Regular exercise confers numerous physical and mental health benefits, yet individual variability in exercise participation and outcomes is still poorly understood. Uncovering the neurobiological mechanisms governing exercise behavior is essential for promoting physical activity and developing targeted interventions for related disorders. While genetic studies have provided insights, they often cannot account for protein-level alterations, such as changes in kinase activity. Here, we employ protein kinase activity profiling to delineate brain protein kinase activity and signaling networks modulated by acute voluntary exercise in rats. Focusing on the dorsal striatum, which governs voluntary exercise, as well as the hippocampus, which is susceptible to modulation by physical activity, we aim to understand the molecular basis of exercise behavior. Utilizing high throughput kinome array profiling and advanced pathway analyses, we identified protein kinase signaling pathways implicated in regulating voluntary exercise. Pathway analysis using Gene Ontology (GO) revealed significant alterations in 155 GO terms in the dorsal striatum and 206 GO terms in the hippocampus. Changes in kinase activity were observed in the striatum and hippocampus between the exercise (voluntary wheel running, VWR) and sedentary control rats. In both regions, global serine-threonine kinase (STK) activity was decreased, while global phospho-tyrosine kinase (PTK) activity was increased in VWR rats compared to control rats. We also identified specific kinases altered in VWR rats, including the IKappaB Kinase (IKK) and protein kinase delta (PKD) families. C-terminal src Kinase (CSK), epidermal growth factor (EGFR), and vascular endothelial growth factor receptor (VEGFR) tyrosine kinase were also enriched. These findings suggest regional heterogeneity of kinase activity following voluntary exercise, emphasizing potential molecular mechanisms underlying exercise behavior. This exploratory study lays the groundwork for future investigations into the causality of variations in exercise outcomes among individuals and different sexes, as well as the development of targeted interventions to promote physical activity and combat associated chronic diseases.

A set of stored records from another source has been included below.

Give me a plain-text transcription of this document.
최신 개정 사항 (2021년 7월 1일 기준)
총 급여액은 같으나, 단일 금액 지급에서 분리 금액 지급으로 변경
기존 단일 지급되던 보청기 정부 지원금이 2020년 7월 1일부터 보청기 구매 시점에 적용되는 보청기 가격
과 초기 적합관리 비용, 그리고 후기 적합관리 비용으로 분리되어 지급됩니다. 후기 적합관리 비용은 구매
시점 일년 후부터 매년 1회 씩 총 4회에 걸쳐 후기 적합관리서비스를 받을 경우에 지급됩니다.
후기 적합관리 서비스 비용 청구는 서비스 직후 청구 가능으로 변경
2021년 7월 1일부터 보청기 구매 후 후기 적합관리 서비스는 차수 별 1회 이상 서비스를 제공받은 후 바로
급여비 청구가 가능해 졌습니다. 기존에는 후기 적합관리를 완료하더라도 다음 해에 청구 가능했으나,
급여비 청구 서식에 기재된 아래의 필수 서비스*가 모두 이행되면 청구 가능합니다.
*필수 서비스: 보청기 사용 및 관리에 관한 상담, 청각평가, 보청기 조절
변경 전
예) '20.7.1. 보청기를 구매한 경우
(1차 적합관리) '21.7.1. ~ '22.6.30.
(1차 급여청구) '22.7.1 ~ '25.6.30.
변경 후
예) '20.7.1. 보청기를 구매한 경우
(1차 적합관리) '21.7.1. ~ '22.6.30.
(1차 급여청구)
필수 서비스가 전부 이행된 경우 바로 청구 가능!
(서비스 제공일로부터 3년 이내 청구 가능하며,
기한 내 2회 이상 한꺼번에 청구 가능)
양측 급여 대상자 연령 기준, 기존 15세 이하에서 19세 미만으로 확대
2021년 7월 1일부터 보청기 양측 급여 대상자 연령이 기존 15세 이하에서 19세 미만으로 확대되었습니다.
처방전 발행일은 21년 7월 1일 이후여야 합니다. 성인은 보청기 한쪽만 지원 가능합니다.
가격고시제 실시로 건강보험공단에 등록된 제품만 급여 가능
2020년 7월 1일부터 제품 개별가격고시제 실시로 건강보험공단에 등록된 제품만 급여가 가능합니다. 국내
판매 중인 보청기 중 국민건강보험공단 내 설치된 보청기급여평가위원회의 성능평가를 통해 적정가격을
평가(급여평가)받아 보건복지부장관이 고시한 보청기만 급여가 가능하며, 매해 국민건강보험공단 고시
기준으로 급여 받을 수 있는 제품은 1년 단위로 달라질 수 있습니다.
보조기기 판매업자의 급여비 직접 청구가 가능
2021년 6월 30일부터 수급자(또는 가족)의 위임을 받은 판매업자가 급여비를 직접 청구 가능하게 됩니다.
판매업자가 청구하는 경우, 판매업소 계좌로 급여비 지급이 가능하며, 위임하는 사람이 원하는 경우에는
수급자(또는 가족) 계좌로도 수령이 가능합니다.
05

规律运动对身心健康有诸多益处,但人们对运动参与度和运动效果的个体差异仍知之甚少。揭示调控运动行为的神经生物学机制对于促进身体活动和开发针对相关疾病的靶向干预措施至关重要。虽然基因研究提供了一些见解,但它们往往无法解释蛋白质水平的变化,例如激酶活性的改变。在这里,我们采用蛋白激酶活性分析来描绘大鼠急性自愿运动所调节的脑蛋白激酶活性和信号网络。聚焦于控制自愿运动的背侧纹状体以及易受身体活动调节的海马体,我们旨在了解运动行为的分子基础。利用高通量激酶组阵列分析和先进的通路分析,我们确定了与调节自愿运动相关的蛋白激酶信号通路。使用基因本体论(GO)进行的通路分析显示,背侧纹状体中有155个GO术语发生了显著变化,海马体中有206个GO术语发生了显著变化。在运动组(自愿轮转跑步,VWR)和久坐对照组大鼠之间,纹状体和海马体中观察到激酶活性的变化。在这两个区域,与对照组大鼠相比,VWR大鼠的全局丝氨酸 - 苏氨酸激酶(STK)活性降低,而全局磷酸酪氨酸激酶(PTK)活性增加。我们还确定了VWR大鼠中发生改变的特定激酶,包括IκB激酶(IKK)和蛋白激酶δ(PKD)家族。C末端src激酶(CSK)、表皮生长因子(EGFR)和血管内皮生长因子受体(VEGFR)酪氨酸激酶也有所富集。这些发现表明自愿运动后激酶活性存在区域异质性,强调了运动行为潜在的分子机制。这项探索性研究为未来研究个体和不同性别之间运动效果差异的因果关系,以及开发促进身体活动和对抗相关慢性疾病的靶向干预措施奠定了基础。